Frequently Asked Questions (FAQs)
What is problem gambling?
Problem gambling occurs when gambling interferes with a person’s usual activities and responsibilities and has negative impacts, such as with personal relationships, financial status, work performance and physical or mental health.
Who can become a problem gambler?
Anyone who gambles can develop a problem if he or she is not aware of the risks and does not play responsibly. A problem gambler can be any age, gender, ethnicity, religion or socio-economic status.
When does gambling become a problem?
Gambling becomes a problem when the person’s life is negatively impacted in some way. These problems include conflict in relationships with family members, friends or co-workers, gambling debt, and physical or mental health signs of stress.
Do you have to gamble everyday to be a problem gambler?
No, a problem gambler may gamble frequently or infrequently. If a person’s gambling is causing psychological, financial, emotional, marital, legal or other difficulties for themselves and the people around them, then they have a gambling problem.

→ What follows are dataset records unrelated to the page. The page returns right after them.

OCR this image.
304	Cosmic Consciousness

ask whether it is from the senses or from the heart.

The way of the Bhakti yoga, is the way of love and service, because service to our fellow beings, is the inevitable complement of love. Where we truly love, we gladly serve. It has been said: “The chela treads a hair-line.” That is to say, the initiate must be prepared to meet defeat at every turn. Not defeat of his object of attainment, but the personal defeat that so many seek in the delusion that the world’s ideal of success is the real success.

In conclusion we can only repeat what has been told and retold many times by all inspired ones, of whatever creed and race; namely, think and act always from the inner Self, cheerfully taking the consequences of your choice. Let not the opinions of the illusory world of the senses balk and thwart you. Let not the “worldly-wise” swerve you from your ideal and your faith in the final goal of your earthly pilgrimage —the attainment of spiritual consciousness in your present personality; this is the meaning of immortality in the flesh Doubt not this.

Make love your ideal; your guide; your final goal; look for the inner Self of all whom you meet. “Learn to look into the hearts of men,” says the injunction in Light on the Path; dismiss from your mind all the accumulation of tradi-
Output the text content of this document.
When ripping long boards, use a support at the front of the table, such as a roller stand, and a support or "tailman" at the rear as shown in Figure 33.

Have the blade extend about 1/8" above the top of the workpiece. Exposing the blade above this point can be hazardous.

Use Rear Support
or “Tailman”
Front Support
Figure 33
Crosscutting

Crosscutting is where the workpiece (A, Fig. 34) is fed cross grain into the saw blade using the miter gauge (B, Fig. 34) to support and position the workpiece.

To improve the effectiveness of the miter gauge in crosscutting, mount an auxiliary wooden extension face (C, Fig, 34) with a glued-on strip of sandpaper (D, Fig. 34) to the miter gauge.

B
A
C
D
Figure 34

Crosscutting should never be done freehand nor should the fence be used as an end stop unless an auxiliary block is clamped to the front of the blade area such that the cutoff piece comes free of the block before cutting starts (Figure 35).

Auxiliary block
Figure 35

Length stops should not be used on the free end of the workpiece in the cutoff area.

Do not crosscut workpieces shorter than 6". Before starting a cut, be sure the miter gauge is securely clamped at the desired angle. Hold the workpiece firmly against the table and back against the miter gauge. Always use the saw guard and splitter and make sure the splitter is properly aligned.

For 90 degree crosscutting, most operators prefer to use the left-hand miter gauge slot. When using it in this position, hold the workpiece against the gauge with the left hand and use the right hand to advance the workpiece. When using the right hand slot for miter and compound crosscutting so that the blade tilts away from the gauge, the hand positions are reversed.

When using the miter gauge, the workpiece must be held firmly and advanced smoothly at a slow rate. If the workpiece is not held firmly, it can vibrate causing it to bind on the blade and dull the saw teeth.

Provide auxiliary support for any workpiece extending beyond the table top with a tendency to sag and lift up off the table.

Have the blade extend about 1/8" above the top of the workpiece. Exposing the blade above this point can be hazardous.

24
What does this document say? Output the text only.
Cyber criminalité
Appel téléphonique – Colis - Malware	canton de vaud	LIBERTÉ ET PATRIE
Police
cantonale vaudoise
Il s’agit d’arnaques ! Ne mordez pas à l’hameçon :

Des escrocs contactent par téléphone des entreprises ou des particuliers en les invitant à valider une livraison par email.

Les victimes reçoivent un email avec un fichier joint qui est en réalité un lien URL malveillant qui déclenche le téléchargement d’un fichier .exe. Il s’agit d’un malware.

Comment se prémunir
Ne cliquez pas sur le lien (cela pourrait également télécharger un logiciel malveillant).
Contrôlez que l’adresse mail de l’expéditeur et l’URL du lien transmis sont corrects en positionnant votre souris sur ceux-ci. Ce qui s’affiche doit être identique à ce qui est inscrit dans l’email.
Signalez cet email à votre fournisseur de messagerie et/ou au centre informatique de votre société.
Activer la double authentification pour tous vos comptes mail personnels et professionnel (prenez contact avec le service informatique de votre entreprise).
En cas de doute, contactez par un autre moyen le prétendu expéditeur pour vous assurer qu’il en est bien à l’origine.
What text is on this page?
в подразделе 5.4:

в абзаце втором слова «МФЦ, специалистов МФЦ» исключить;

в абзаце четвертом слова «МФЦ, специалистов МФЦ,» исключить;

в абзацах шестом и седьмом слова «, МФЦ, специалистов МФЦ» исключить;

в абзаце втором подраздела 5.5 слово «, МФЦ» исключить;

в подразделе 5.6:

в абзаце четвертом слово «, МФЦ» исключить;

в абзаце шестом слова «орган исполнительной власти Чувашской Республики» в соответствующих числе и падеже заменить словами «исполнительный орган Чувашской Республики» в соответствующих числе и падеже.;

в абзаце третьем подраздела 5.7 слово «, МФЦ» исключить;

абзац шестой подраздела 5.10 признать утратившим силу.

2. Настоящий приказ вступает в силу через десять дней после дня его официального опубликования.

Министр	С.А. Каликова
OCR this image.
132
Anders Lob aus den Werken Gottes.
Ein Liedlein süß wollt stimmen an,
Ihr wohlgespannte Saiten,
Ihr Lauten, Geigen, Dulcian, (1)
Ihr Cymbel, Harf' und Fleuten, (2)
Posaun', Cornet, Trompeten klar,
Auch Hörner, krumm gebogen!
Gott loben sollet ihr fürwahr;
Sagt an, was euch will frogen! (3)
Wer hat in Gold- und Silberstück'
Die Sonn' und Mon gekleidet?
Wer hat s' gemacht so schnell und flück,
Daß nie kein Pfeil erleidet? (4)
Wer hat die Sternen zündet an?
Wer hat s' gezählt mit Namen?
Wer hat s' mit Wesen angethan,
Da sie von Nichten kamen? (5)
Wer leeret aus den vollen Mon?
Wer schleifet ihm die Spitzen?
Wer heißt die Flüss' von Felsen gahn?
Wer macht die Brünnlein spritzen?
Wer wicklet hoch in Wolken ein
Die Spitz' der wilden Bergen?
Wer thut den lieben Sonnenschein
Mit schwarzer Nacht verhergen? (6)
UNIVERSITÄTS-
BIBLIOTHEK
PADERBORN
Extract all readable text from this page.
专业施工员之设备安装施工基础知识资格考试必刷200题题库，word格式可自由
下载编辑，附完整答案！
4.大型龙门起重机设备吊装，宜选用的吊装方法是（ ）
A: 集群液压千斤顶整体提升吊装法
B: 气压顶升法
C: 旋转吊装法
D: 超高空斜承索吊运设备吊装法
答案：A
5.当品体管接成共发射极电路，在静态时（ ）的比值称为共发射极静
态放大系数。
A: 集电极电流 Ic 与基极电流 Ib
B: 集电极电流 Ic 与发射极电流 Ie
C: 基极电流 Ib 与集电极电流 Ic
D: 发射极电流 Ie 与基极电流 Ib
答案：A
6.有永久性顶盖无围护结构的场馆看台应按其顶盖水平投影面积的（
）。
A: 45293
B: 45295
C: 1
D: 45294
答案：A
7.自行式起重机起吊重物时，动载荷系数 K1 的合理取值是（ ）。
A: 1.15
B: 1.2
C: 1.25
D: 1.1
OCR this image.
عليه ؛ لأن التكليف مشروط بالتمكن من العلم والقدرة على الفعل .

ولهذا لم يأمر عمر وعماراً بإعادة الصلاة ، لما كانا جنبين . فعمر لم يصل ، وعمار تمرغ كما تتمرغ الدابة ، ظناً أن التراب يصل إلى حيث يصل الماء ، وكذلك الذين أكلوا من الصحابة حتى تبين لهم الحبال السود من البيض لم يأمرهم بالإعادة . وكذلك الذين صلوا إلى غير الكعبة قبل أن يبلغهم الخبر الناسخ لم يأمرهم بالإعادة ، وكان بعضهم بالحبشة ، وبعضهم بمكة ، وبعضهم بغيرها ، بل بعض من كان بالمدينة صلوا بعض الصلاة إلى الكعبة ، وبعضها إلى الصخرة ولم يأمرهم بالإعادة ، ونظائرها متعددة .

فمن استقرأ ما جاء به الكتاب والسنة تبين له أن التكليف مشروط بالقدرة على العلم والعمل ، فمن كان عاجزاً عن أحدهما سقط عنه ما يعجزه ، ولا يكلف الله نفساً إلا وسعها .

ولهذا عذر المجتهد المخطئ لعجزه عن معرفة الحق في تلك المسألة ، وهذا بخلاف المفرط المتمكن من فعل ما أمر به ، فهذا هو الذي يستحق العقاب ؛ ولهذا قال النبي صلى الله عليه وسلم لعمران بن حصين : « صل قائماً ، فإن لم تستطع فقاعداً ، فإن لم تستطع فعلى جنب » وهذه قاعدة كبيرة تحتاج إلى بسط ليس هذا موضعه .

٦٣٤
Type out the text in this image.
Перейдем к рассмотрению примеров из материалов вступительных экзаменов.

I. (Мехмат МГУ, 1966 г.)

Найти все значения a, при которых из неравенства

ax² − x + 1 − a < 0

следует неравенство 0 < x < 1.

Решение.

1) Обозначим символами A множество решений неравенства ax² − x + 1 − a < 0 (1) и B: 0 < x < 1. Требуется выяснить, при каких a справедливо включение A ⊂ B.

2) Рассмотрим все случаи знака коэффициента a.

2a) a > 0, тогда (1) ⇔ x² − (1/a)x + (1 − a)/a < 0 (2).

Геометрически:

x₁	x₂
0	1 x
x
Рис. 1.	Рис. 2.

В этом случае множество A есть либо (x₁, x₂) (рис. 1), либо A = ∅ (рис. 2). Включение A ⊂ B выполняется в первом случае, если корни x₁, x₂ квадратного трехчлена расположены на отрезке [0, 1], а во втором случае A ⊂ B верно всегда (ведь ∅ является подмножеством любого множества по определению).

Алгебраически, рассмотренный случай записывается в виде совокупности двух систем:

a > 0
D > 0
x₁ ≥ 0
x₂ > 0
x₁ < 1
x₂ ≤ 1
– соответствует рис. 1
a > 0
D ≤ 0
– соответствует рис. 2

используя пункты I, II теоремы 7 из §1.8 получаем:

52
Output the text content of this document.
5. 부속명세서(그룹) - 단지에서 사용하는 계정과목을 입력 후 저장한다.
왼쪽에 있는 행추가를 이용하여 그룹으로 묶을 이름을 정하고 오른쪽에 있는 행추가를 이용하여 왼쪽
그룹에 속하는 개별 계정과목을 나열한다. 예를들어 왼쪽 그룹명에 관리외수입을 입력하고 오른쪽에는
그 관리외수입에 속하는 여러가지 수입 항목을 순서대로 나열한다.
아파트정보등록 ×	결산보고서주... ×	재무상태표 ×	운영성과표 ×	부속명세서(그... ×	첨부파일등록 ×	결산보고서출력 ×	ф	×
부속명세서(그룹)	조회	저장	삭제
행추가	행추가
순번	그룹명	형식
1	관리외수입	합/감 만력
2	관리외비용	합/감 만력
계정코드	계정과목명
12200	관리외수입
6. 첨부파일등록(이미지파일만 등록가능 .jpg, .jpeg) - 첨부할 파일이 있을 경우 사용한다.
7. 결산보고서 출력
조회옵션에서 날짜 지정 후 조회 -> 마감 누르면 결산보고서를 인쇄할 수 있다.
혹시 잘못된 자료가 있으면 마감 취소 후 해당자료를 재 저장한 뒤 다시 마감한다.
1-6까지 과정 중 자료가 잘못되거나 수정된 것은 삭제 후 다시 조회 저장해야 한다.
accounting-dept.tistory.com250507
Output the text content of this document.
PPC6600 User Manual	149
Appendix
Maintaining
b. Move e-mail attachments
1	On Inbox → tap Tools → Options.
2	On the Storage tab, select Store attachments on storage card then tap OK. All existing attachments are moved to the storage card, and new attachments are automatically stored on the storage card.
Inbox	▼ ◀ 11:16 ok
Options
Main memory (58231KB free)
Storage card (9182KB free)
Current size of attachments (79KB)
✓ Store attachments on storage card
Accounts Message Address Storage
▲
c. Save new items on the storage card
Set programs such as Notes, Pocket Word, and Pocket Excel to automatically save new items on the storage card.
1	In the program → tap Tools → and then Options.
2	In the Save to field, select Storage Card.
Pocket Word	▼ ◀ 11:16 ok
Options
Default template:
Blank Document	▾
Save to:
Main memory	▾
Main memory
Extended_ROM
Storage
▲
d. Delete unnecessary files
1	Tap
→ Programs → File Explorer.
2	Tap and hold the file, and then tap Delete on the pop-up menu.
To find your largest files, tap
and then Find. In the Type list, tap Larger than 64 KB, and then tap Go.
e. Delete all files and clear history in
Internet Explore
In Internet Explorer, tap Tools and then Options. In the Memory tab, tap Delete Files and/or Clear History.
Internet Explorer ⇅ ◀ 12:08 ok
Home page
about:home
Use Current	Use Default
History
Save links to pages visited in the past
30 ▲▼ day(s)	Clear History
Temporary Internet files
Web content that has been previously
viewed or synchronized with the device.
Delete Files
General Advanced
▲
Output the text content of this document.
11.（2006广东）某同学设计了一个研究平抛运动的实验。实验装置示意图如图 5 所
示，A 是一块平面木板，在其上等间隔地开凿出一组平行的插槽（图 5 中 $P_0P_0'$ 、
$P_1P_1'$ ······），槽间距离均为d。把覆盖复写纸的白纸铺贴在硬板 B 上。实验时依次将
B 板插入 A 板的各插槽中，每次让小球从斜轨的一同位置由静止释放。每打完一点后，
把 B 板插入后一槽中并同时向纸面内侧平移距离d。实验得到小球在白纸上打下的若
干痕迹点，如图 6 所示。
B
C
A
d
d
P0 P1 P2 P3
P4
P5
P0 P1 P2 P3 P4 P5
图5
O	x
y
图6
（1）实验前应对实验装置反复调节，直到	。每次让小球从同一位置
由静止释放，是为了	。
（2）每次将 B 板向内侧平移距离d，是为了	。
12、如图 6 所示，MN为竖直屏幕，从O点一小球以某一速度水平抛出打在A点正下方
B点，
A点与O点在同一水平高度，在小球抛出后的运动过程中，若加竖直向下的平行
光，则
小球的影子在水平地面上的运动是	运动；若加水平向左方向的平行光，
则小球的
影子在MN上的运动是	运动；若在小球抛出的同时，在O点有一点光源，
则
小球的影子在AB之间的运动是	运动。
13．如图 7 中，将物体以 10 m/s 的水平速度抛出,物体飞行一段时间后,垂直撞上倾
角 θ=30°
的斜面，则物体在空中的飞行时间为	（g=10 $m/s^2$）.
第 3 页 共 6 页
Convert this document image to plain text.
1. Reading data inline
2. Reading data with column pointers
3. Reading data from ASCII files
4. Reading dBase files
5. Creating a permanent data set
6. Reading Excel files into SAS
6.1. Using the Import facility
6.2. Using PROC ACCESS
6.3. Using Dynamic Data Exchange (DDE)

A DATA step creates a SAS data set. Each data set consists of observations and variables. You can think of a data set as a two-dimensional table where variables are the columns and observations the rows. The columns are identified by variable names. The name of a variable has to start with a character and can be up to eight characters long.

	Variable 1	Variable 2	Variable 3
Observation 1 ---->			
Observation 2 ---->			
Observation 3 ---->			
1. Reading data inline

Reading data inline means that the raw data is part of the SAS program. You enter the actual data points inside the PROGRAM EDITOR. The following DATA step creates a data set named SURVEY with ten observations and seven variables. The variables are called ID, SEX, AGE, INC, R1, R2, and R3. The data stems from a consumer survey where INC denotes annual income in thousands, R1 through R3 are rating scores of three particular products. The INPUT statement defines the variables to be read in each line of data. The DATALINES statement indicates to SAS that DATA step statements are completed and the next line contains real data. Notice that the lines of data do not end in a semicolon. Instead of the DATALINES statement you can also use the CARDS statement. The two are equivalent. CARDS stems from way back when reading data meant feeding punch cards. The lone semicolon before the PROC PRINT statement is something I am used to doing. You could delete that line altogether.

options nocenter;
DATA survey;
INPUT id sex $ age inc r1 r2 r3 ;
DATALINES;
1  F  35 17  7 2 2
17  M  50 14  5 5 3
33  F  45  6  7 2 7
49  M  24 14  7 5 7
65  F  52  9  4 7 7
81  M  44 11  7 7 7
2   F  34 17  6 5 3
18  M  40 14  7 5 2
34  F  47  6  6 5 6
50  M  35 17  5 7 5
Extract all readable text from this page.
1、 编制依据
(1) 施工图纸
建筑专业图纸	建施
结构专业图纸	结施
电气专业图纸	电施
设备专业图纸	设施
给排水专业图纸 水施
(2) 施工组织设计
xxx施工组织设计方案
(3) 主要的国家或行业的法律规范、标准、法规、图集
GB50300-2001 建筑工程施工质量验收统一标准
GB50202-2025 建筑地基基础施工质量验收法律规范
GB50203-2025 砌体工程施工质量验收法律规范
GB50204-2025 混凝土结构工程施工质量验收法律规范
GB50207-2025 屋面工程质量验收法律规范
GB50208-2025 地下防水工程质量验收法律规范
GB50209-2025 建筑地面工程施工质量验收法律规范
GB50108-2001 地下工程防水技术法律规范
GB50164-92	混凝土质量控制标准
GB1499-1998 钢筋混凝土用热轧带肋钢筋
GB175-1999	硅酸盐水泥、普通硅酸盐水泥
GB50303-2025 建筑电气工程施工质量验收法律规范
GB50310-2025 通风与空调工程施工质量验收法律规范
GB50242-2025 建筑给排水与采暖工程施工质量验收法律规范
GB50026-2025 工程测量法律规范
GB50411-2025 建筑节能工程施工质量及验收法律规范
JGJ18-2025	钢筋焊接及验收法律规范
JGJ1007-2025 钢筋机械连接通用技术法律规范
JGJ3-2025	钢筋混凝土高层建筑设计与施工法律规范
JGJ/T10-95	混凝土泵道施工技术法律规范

Is problem gambling easy to recognize?
Problem gambling has been called the "hidden addiction." Problem gambling is very easy to hide as it has few recognizable symptoms. Many problem gamblers themselves do not recognize they have a gambling problem. Problem gamblers often engage in self-denial.
Why would a person not seek help for a gambling problem?
One reason is that the individual may not believe he or she has a problem. Often family and friends are aware of the problem before the gambler. Feelings of shame, embarrassment, helplessness or hopelessness about the gambling problem may also discourage a person from getting help.
Can I make someone who has a gambling problem stop gambling?
No, you cannot make a problem gambler stop gambling. The individual has to acknowledge he or she has a problem and make the decision to seek help. However, when family or friends get help for themselves, it increases the likelihood the gambler will also seek help.
How widespread is problem gambling in the United States?
Two million (1%) of U.S. adults are estimated to meet criteria for pathological gambling in a given year. According to the National Council on Problem Gambling, another 4-6 million (2-3%) are estimated to be problem gamblers.